Fitbit: I started using a Fitbit (basically a fancy pedometer) to give me an objective measure of my energy output. It syncs to an online software system where I can monitor my steps and see daily, weekly, monthly and yearly graphs. It was hugely helpful in setting an objective baseline (in my case about 3,000 steps a day). It lets me track my steps throughout my day, so if I'm at 2,500 steps by 11 am I know I need to really slow down. I can also track my baseline over time and notice when my mobility is slipping or when it's improving. I also use it to track how many steps specific walks take (ex. to the bus stop or the local shop). That is really useful information in planing my days.

Heart rate monitor: I often wear a heart rate monitor with the alarm set to 120 bpm. When the alarm goes off it is a reminder that I'm doing too much and need to stop to rest. For a lot more about using heart rate monitors to pace, see Occupy CFS's excellent series on it here.

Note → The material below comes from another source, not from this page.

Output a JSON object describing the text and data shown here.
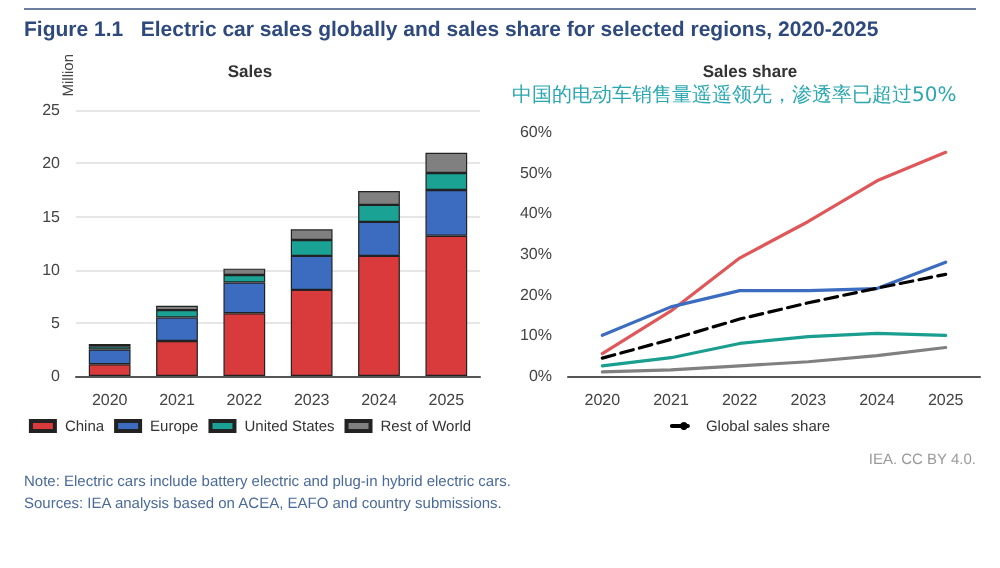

Aids: There are a lot of things I want to do but my body just can't manage on its own without significant payback and the risk of relapse. Things like walking along the seafront, taking a shower or going grocery shopping. So, I do my best to give my body the help it needs. I use wheelchairs fairly often. I have a manual chair that works well when I have someone who can push me or when I need to transport the chair in a car (it folds up and is lightweight). I'm a part-time user of a powerchair and that has drastically increased my independence and mobility. Without it I couldn't do my own grocery shopping, go get coffee with a friend or run errands. With it, I can. And that is huge. I have a blue badge which means I can park in disabled parking spots. Again, that massively opens up what I can access. I use a shower stool to make showers more doable. On the rare occasions I manage to make myself dinner I always sit down while cooking. I really hate that I need all these tools at 21, but if they help me keep bits of my life that I'd otherwise have to give up, they're definitely worth it.